Dell said that demand for its products is “stabilizing” and that it expects to report a sequential increase in revenue for its second fiscal quarter, which ends July 31.
The computer maker also expects a “modest decline” in gross margins, however, due to higher component costs and a competitive pricing environment, Chief Financial Officer Brian Gladden said in a statement. Gross margins provide a measure of how profitable a company is after its costs of doing business.
Demand for Dell’s products and services seems to have stabilized from this time last year, the company said, but the demand varies significantly by customer segment and geography.
“We continue to believe that customers are deferring IT purchases, and that we will see demand return to more typical levels at some point,” Gladden said in the statement.
Dell's shares on the Nasdaq fell about 4% in after-hours trading, to $12.55.
The announcement came ahead of Dell's analyst conference to be held on Tuesday in Austin, Texas.
Dell's revenue has declined sequentially for each of the last three quarters amid the worldwide recession.
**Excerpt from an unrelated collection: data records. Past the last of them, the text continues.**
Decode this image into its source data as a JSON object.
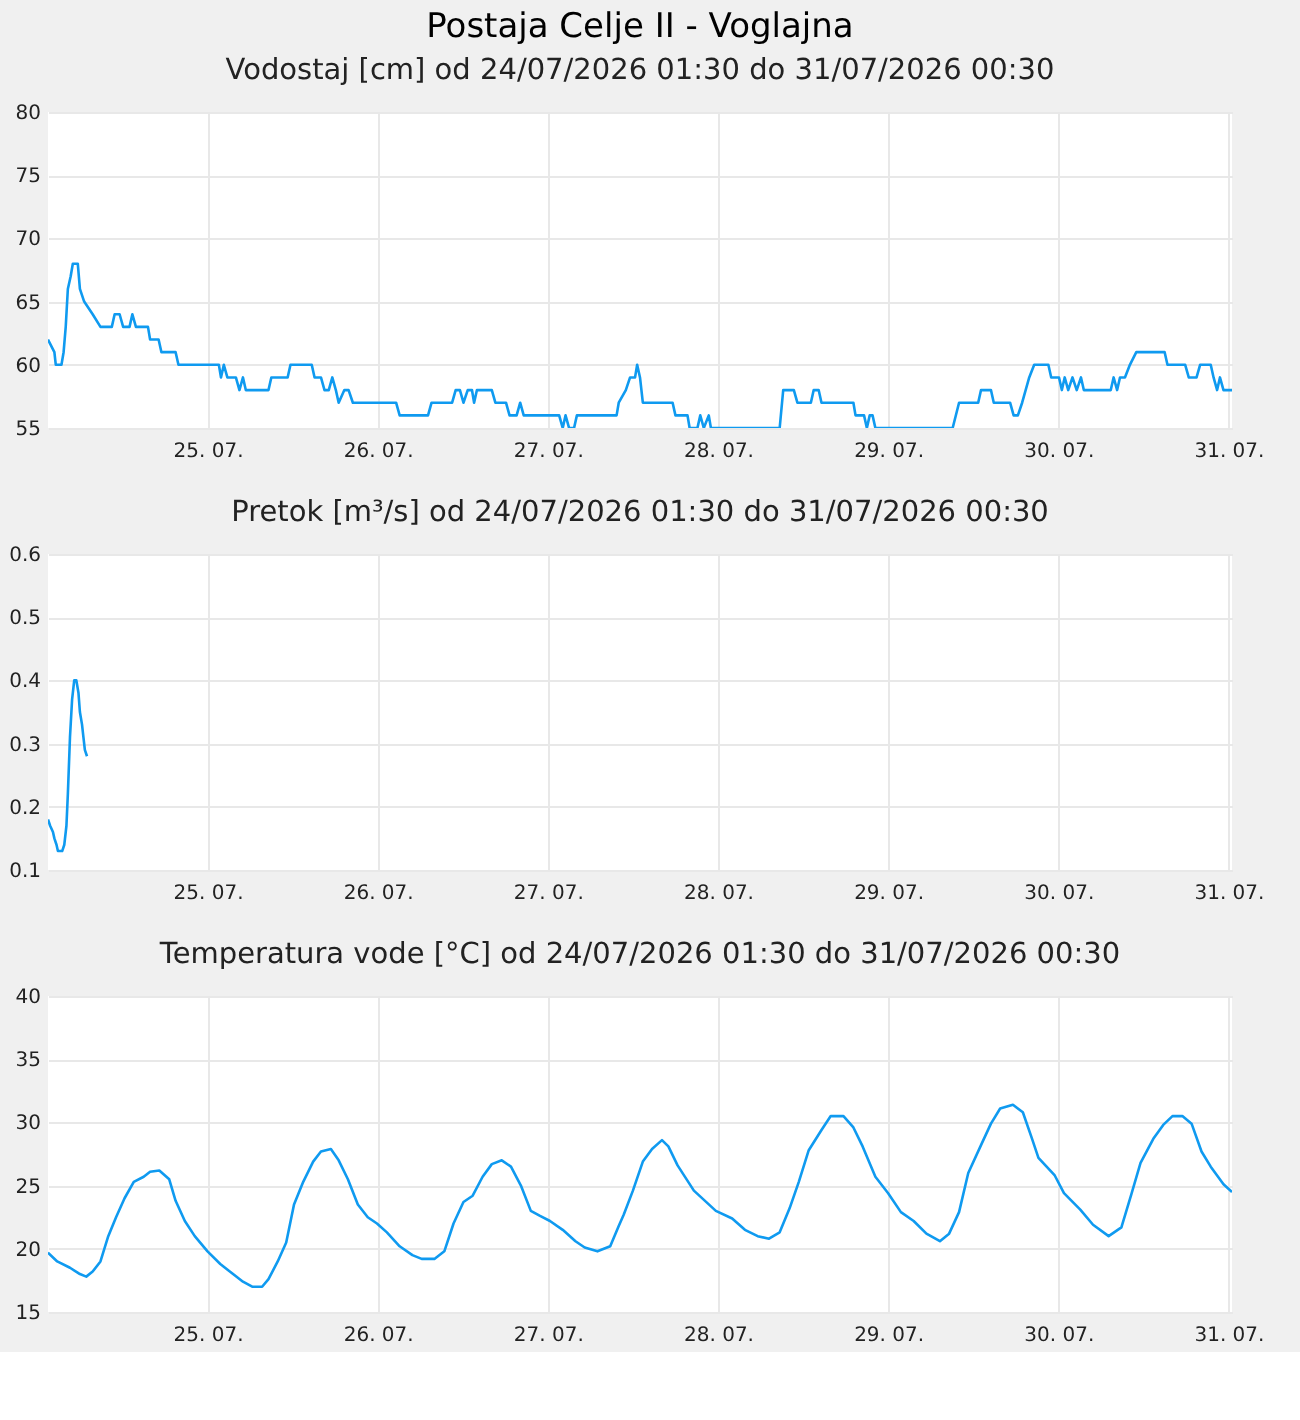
{
  "chart_data": [
    {
      "type": "line",
      "title": "Postaja Celje II - Voglajna",
      "subtitle": "Vodostaj [cm] od 24/07/2026 01:30 do 31/07/2026 00:30",
      "color": "#0f9af0",
      "grid": true,
      "marker": "none",
      "xlim": [
        "2026-07-24T01:30",
        "2026-07-31T00:30"
      ],
      "xticks": [
        {
          "value": "2026-07-25",
          "label": "25. 07."
        },
        {
          "value": "2026-07-26",
          "label": "26. 07."
        },
        {
          "value": "2026-07-27",
          "label": "27. 07."
        },
        {
          "value": "2026-07-28",
          "label": "28. 07."
        },
        {
          "value": "2026-07-29",
          "label": "29. 07."
        },
        {
          "value": "2026-07-30",
          "label": "30. 07."
        },
        {
          "value": "2026-07-31",
          "label": "31. 07."
        }
      ],
      "ylim": [
        55,
        80
      ],
      "yticks": [
        55,
        60,
        65,
        70,
        75,
        80
      ],
      "x": [
        "2026-07-24T01:30",
        "2026-07-24T02:24",
        "2026-07-24T02:36",
        "2026-07-24T03:24",
        "2026-07-24T03:42",
        "2026-07-24T04:00",
        "2026-07-24T04:18",
        "2026-07-24T04:42",
        "2026-07-24T05:00",
        "2026-07-24T05:42",
        "2026-07-24T06:00",
        "2026-07-24T06:36",
        "2026-07-24T07:48",
        "2026-07-24T08:54",
        "2026-07-24T10:30",
        "2026-07-24T10:54",
        "2026-07-24T11:36",
        "2026-07-24T12:06",
        "2026-07-24T13:00",
        "2026-07-24T13:24",
        "2026-07-24T13:54",
        "2026-07-24T15:36",
        "2026-07-24T15:54",
        "2026-07-24T17:06",
        "2026-07-24T17:30",
        "2026-07-24T19:30",
        "2026-07-24T19:54",
        "2026-07-25T01:36",
        "2026-07-25T01:54",
        "2026-07-25T02:18",
        "2026-07-25T02:48",
        "2026-07-25T04:00",
        "2026-07-25T04:30",
        "2026-07-25T05:00",
        "2026-07-25T05:24",
        "2026-07-25T08:36",
        "2026-07-25T09:00",
        "2026-07-25T11:18",
        "2026-07-25T11:42",
        "2026-07-25T14:42",
        "2026-07-25T15:06",
        "2026-07-25T16:00",
        "2026-07-25T16:30",
        "2026-07-25T17:06",
        "2026-07-25T17:36",
        "2026-07-25T18:06",
        "2026-07-25T18:30",
        "2026-07-25T19:18",
        "2026-07-25T19:54",
        "2026-07-25T20:30",
        "2026-07-26T02:36",
        "2026-07-26T03:06",
        "2026-07-26T07:06",
        "2026-07-26T07:36",
        "2026-07-26T10:30",
        "2026-07-26T11:00",
        "2026-07-26T11:36",
        "2026-07-26T12:06",
        "2026-07-26T12:42",
        "2026-07-26T13:18",
        "2026-07-26T13:36",
        "2026-07-26T14:00",
        "2026-07-26T16:06",
        "2026-07-26T16:36",
        "2026-07-26T18:06",
        "2026-07-26T18:36",
        "2026-07-26T19:36",
        "2026-07-26T20:06",
        "2026-07-26T20:36",
        "2026-07-27T01:36",
        "2026-07-27T02:06",
        "2026-07-27T02:30",
        "2026-07-27T03:00",
        "2026-07-27T03:42",
        "2026-07-27T04:06",
        "2026-07-27T09:42",
        "2026-07-27T10:00",
        "2026-07-27T11:00",
        "2026-07-27T11:36",
        "2026-07-27T12:18",
        "2026-07-27T12:36",
        "2026-07-27T13:00",
        "2026-07-27T13:24",
        "2026-07-27T17:36",
        "2026-07-27T18:00",
        "2026-07-27T19:42",
        "2026-07-27T20:00",
        "2026-07-27T21:06",
        "2026-07-27T21:30",
        "2026-07-27T22:00",
        "2026-07-27T22:42",
        "2026-07-27T23:00",
        "2026-07-28T08:42",
        "2026-07-28T09:12",
        "2026-07-28T10:42",
        "2026-07-28T11:12",
        "2026-07-28T13:06",
        "2026-07-28T13:30",
        "2026-07-28T14:12",
        "2026-07-28T14:36",
        "2026-07-28T19:06",
        "2026-07-28T19:24",
        "2026-07-28T20:36",
        "2026-07-28T21:00",
        "2026-07-28T21:24",
        "2026-07-28T21:48",
        "2026-07-28T22:12",
        "2026-07-29T09:06",
        "2026-07-29T10:00",
        "2026-07-29T12:42",
        "2026-07-29T13:06",
        "2026-07-29T14:30",
        "2026-07-29T14:54",
        "2026-07-29T17:12",
        "2026-07-29T17:42",
        "2026-07-29T18:18",
        "2026-07-29T18:54",
        "2026-07-29T19:54",
        "2026-07-29T20:36",
        "2026-07-29T22:36",
        "2026-07-29T23:00",
        "2026-07-30T00:06",
        "2026-07-30T00:30",
        "2026-07-30T00:54",
        "2026-07-30T01:24",
        "2026-07-30T02:00",
        "2026-07-30T02:36",
        "2026-07-30T03:12",
        "2026-07-30T03:36",
        "2026-07-30T07:24",
        "2026-07-30T07:48",
        "2026-07-30T08:18",
        "2026-07-30T08:42",
        "2026-07-30T09:24",
        "2026-07-30T10:06",
        "2026-07-30T11:00",
        "2026-07-30T15:00",
        "2026-07-30T15:24",
        "2026-07-30T17:54",
        "2026-07-30T18:24",
        "2026-07-30T19:30",
        "2026-07-30T20:00",
        "2026-07-30T21:30",
        "2026-07-30T21:54",
        "2026-07-30T22:24",
        "2026-07-30T22:48",
        "2026-07-30T23:18",
        "2026-07-31T00:30"
      ],
      "values": [
        62,
        61,
        60,
        60,
        61,
        63,
        66,
        67,
        68,
        68,
        66,
        65,
        64,
        63,
        63,
        64,
        64,
        63,
        63,
        64,
        63,
        63,
        62,
        62,
        61,
        61,
        60,
        60,
        59,
        60,
        59,
        59,
        58,
        59,
        58,
        58,
        59,
        59,
        60,
        60,
        59,
        59,
        58,
        58,
        59,
        58,
        57,
        58,
        58,
        57,
        57,
        56,
        56,
        57,
        57,
        58,
        58,
        57,
        58,
        58,
        57,
        58,
        58,
        57,
        57,
        56,
        56,
        57,
        56,
        56,
        55,
        56,
        55,
        55,
        56,
        56,
        57,
        58,
        59,
        59,
        60,
        59,
        57,
        57,
        56,
        56,
        55,
        55,
        56,
        55,
        56,
        55,
        55,
        58,
        58,
        57,
        57,
        58,
        58,
        57,
        57,
        56,
        56,
        55,
        56,
        56,
        55,
        55,
        57,
        57,
        58,
        58,
        57,
        57,
        56,
        56,
        57,
        59,
        60,
        60,
        59,
        59,
        58,
        59,
        58,
        59,
        58,
        59,
        58,
        58,
        59,
        58,
        59,
        59,
        60,
        61,
        61,
        60,
        60,
        59,
        59,
        60,
        60,
        59,
        58,
        59,
        58,
        58
      ]
    },
    {
      "type": "line",
      "title": "Pretok [m³/s] od 24/07/2026 01:30 do 31/07/2026 00:30",
      "color": "#0f9af0",
      "grid": true,
      "marker": "none",
      "xlim": [
        "2026-07-24T01:30",
        "2026-07-31T00:30"
      ],
      "xticks": [
        {
          "value": "2026-07-25",
          "label": "25. 07."
        },
        {
          "value": "2026-07-26",
          "label": "26. 07."
        },
        {
          "value": "2026-07-27",
          "label": "27. 07."
        },
        {
          "value": "2026-07-28",
          "label": "28. 07."
        },
        {
          "value": "2026-07-29",
          "label": "29. 07."
        },
        {
          "value": "2026-07-30",
          "label": "30. 07."
        },
        {
          "value": "2026-07-31",
          "label": "31. 07."
        }
      ],
      "ylim": [
        0.1,
        0.6
      ],
      "yticks": [
        0.1,
        0.2,
        0.3,
        0.4,
        0.5,
        0.6
      ],
      "x": [
        "2026-07-24T01:30",
        "2026-07-24T01:48",
        "2026-07-24T02:12",
        "2026-07-24T02:24",
        "2026-07-24T02:42",
        "2026-07-24T02:54",
        "2026-07-24T03:30",
        "2026-07-24T03:48",
        "2026-07-24T04:06",
        "2026-07-24T04:18",
        "2026-07-24T04:36",
        "2026-07-24T04:54",
        "2026-07-24T05:06",
        "2026-07-24T05:12",
        "2026-07-24T05:30",
        "2026-07-24T05:48",
        "2026-07-24T06:00",
        "2026-07-24T06:18",
        "2026-07-24T06:30",
        "2026-07-24T06:42",
        "2026-07-24T07:00"
      ],
      "values": [
        0.18,
        0.17,
        0.16,
        0.15,
        0.14,
        0.13,
        0.13,
        0.14,
        0.17,
        0.22,
        0.31,
        0.37,
        0.39,
        0.4,
        0.4,
        0.38,
        0.35,
        0.33,
        0.31,
        0.29,
        0.28
      ]
    },
    {
      "type": "line",
      "title": "Temperatura vode [°C] od 24/07/2026 01:30 do 31/07/2026 00:30",
      "color": "#0f9af0",
      "grid": true,
      "marker": "none",
      "xlim": [
        "2026-07-24T01:30",
        "2026-07-31T00:30"
      ],
      "xticks": [
        {
          "value": "2026-07-25",
          "label": "25. 07."
        },
        {
          "value": "2026-07-26",
          "label": "26. 07."
        },
        {
          "value": "2026-07-27",
          "label": "27. 07."
        },
        {
          "value": "2026-07-28",
          "label": "28. 07."
        },
        {
          "value": "2026-07-29",
          "label": "29. 07."
        },
        {
          "value": "2026-07-30",
          "label": "30. 07."
        },
        {
          "value": "2026-07-31",
          "label": "31. 07."
        }
      ],
      "ylim": [
        15,
        40
      ],
      "yticks": [
        15,
        20,
        25,
        30,
        35,
        40
      ],
      "x": [
        "2026-07-24T01:30",
        "2026-07-24T02:48",
        "2026-07-24T04:36",
        "2026-07-24T06:00",
        "2026-07-24T06:54",
        "2026-07-24T07:48",
        "2026-07-24T08:54",
        "2026-07-24T10:00",
        "2026-07-24T11:06",
        "2026-07-24T12:18",
        "2026-07-24T13:36",
        "2026-07-24T15:00",
        "2026-07-24T15:54",
        "2026-07-24T17:12",
        "2026-07-24T18:36",
        "2026-07-24T19:30",
        "2026-07-24T20:48",
        "2026-07-24T22:12",
        "2026-07-25T00:00",
        "2026-07-25T01:48",
        "2026-07-25T03:36",
        "2026-07-25T05:00",
        "2026-07-25T06:18",
        "2026-07-25T07:42",
        "2026-07-25T08:36",
        "2026-07-25T09:54",
        "2026-07-25T11:06",
        "2026-07-25T12:12",
        "2026-07-25T13:30",
        "2026-07-25T14:54",
        "2026-07-25T16:00",
        "2026-07-25T17:24",
        "2026-07-25T18:30",
        "2026-07-25T19:48",
        "2026-07-25T21:12",
        "2026-07-25T22:36",
        "2026-07-25T23:54",
        "2026-07-26T01:18",
        "2026-07-26T03:06",
        "2026-07-26T04:54",
        "2026-07-26T06:12",
        "2026-07-26T08:00",
        "2026-07-26T09:24",
        "2026-07-26T10:42",
        "2026-07-26T12:06",
        "2026-07-26T13:24",
        "2026-07-26T14:48",
        "2026-07-26T16:06",
        "2026-07-26T17:30",
        "2026-07-26T18:48",
        "2026-07-26T20:12",
        "2026-07-26T21:36",
        "2026-07-26T22:54",
        "2026-07-27T00:18",
        "2026-07-27T02:06",
        "2026-07-27T03:54",
        "2026-07-27T05:12",
        "2026-07-27T07:00",
        "2026-07-27T08:48",
        "2026-07-27T10:00",
        "2026-07-27T10:42",
        "2026-07-27T12:00",
        "2026-07-27T13:24",
        "2026-07-27T14:42",
        "2026-07-27T16:06",
        "2026-07-27T17:00",
        "2026-07-27T18:18",
        "2026-07-27T20:36",
        "2026-07-27T23:42",
        "2026-07-28T02:00",
        "2026-07-28T03:48",
        "2026-07-28T05:36",
        "2026-07-28T07:12",
        "2026-07-28T08:42",
        "2026-07-28T10:06",
        "2026-07-28T11:24",
        "2026-07-28T12:48",
        "2026-07-28T14:36",
        "2026-07-28T15:54",
        "2026-07-28T17:42",
        "2026-07-28T19:06",
        "2026-07-28T20:24",
        "2026-07-28T22:12",
        "2026-07-29T00:00",
        "2026-07-29T01:48",
        "2026-07-29T03:36",
        "2026-07-29T05:24",
        "2026-07-29T07:18",
        "2026-07-29T08:36",
        "2026-07-29T10:00",
        "2026-07-29T11:18",
        "2026-07-29T13:06",
        "2026-07-29T14:30",
        "2026-07-29T15:48",
        "2026-07-29T17:36",
        "2026-07-29T19:00",
        "2026-07-29T20:18",
        "2026-07-29T21:12",
        "2026-07-29T23:30",
        "2026-07-30T00:48",
        "2026-07-30T03:06",
        "2026-07-30T04:54",
        "2026-07-30T07:06",
        "2026-07-30T08:54",
        "2026-07-30T10:18",
        "2026-07-30T11:36",
        "2026-07-30T13:24",
        "2026-07-30T14:48",
        "2026-07-30T16:06",
        "2026-07-30T17:30",
        "2026-07-30T18:48",
        "2026-07-30T20:12",
        "2026-07-30T21:30",
        "2026-07-30T23:18",
        "2026-07-31T00:30"
      ],
      "values": [
        19.7,
        19.0,
        18.5,
        18.0,
        17.8,
        18.2,
        19.0,
        21.0,
        22.5,
        24.0,
        25.3,
        25.7,
        26.1,
        26.2,
        25.5,
        23.8,
        22.2,
        21.0,
        19.8,
        18.8,
        18.0,
        17.4,
        17.0,
        17.0,
        17.6,
        19.0,
        20.5,
        23.5,
        25.3,
        26.9,
        27.7,
        27.9,
        27.0,
        25.5,
        23.5,
        22.5,
        22.0,
        21.3,
        20.2,
        19.5,
        19.2,
        19.2,
        19.8,
        22.0,
        23.7,
        24.2,
        25.7,
        26.7,
        27.0,
        26.5,
        25.0,
        23.0,
        22.6,
        22.2,
        21.5,
        20.6,
        20.1,
        19.8,
        20.2,
        21.8,
        22.7,
        24.6,
        26.9,
        27.9,
        28.6,
        28.1,
        26.6,
        24.6,
        23.0,
        22.4,
        21.5,
        21.0,
        20.8,
        21.3,
        23.2,
        25.3,
        27.8,
        29.4,
        30.5,
        30.5,
        29.6,
        28.1,
        25.7,
        24.4,
        22.9,
        22.2,
        21.2,
        20.6,
        21.2,
        22.9,
        26.0,
        28.2,
        29.9,
        31.1,
        31.4,
        30.8,
        28.7,
        27.2,
        25.8,
        24.4,
        23.1,
        21.9,
        21.0,
        21.7,
        24.3,
        26.8,
        28.7,
        29.8,
        30.5,
        30.5,
        29.9,
        27.7,
        26.5,
        25.1,
        24.5
      ]
    }
  ]
}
Its revenue in the first quarter fell to $12.3 billion, a 23% drop from the same period a year earlier. Net income fell to $290 million from $784 million on lower PC sales and restructuring charges.
Dell remains focused on cutting costs in a “still-challenging operating environment,” Gladden said on Monday. Dell has said it wants to reduce its annual costs by around $4 billion by the end of fiscal 2011.